In der Psychotherapieforschung konnte eine sehr gute Wirksamkeit der KVT vor allem bei Depression und Angststörungen nachgewiesen werden, weshalb sie einen hohen Stellenwert in den aktuellen Leitlinien zur Behandlung von psychischen Erkrankungen hat.

 

2.3.2 Die interpersonelle Psychotherapie (IPT)

Die interpersonelle Psychotherapie ist einer psychodynamischen Theorie entstanden, verwendet jedoch im therapeutischen Alltag viele verhaltenstherapeutische Elemente. Zur Wirksamkeit von IPT bei affektiven Störungen (vor allem Depression) gibt es eine Vielzahl von Studien, welche die Effizienz dieser Psychotherapieform eindrücklich belegen.

Die IPT basiert auf der Annahme, dass psychische Probleme auf dem Boden von Kommunikationsstörungen entstehen. Die therapeutische Arbeit bezieht sich deshalb insbesondere auf das Arbeiten an den Beziehungen des Patienten und insbesondere die grundsätzlichen Beziehungsmuster untersucht und herausgearbeitet. Ziel der Behandlung ist es, die Kommunikationsfähigkeiten beziehungsweise das Verhalten zu verbessern, soziale Stresssituationen besser bewältigen zu können sowie geeignete Problemlösetechniken zu erlernen und anzuwenden.

 

2.3.3 CBASP

Für CBASP (Cognitive Behavioral Analysis System of Psychotherapy) gibt es bislang kein deutsches Wort, es handelt sich um ein speziell für Patienten mit chronischer Depression entwickeltes Verfahren, welches sich keiner der klassischen psychotherapeutischen Schulen zuordnen lässt, sich aber mehrerer Elemente bewährter psychotherapeutischer Verfahren bedient. CBASP ist im Vergleich mit anderen therapeutischen Verfahren stärker strukturiert und erfordert ein direkteres Vorgehen des Behandlers, was gerade bei Patienten, die unter einer langen Erkrankungsdauer und den dadurch bedingten Einschränkungen leiden.
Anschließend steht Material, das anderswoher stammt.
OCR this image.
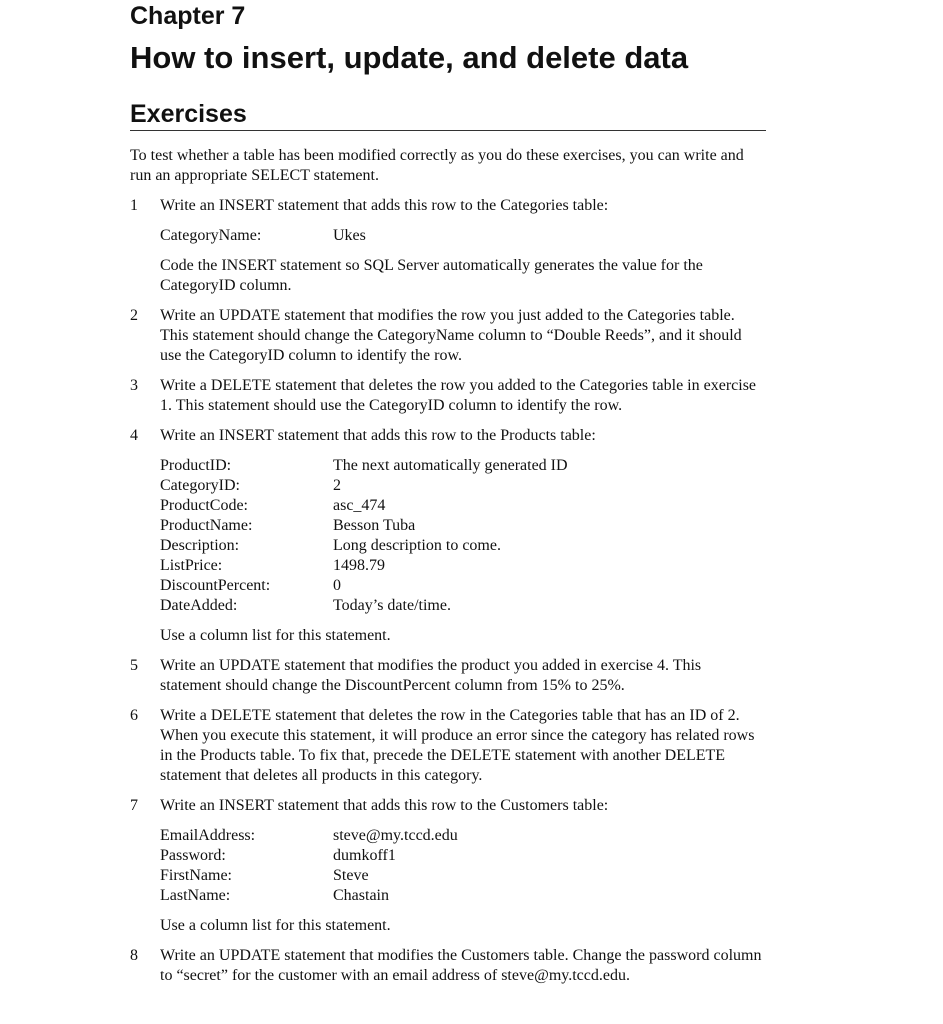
Chapter 7
How to insert, update, and delete data
Exercises

To test whether a table has been modified correctly as you do these exercises, you can write and run an appropriate SELECT statement.

1	Write an INSERT statement that adds this row to the Categories table:

CategoryName:	Ukes

Code the INSERT statement so SQL Server automatically generates the value for the CategoryID column.

2	Write an UPDATE statement that modifies the row you just added to the Categories table. This statement should change the CategoryName column to “Double Reeds”, and it should use the CategoryID column to identify the row.

3	Write a DELETE statement that deletes the row you added to the Categories table in exercise 1. This statement should use the CategoryID column to identify the row.

4	Write an INSERT statement that adds this row to the Products table:

ProductID:	The next automatically generated ID
CategoryID:	2
ProductCode:	asc_474
ProductName:	Besson Tuba
Description:	Long description to come.
ListPrice:	1498.79
DiscountPercent:	0
DateAdded:	Today’s date/time.

Use a column list for this statement.

5	Write an UPDATE statement that modifies the product you added in exercise 4. This statement should change the DiscountPercent column from 15% to 25%.

6	Write a DELETE statement that deletes the row in the Categories table that has an ID of 2. When you execute this statement, it will produce an error since the category has related rows in the Products table. To fix that, precede the DELETE statement with another DELETE statement that deletes all products in this category.

7	Write an INSERT statement that adds this row to the Customers table:

EmailAddress:	steve@my.tccd.edu
Password:	dumkoff1
FirstName:	Steve
LastName:	Chastain

Use a column list for this statement.

8	Write an UPDATE statement that modifies the Customers table. Change the password column to “secret” for the customer with an email address of steve@my.tccd.edu.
Wie auch bei der IPT betrachten Patient und Therapeut gemeinsam kommunikative Aspekte, also den Umgang des Patienten mit anderen Personen. Hierbei bringt sich der Therapeut auch selbst aktiv ein, auch die Patienten-Therapeuten-Beziehung wird hierbei betrachtet und therapeutisch genutzt.

Studien konnten zeigen, dass CBASP bei chronischer Depression nicht nur effektiv helfen kann, sondern dass auch Wirkungen erzielt werden können, die medikamentenähnlich sind (am wirkungsvollsten zeigten sich bei chronischer Depression die Kombination aus Psychotherapie und Medikamenten).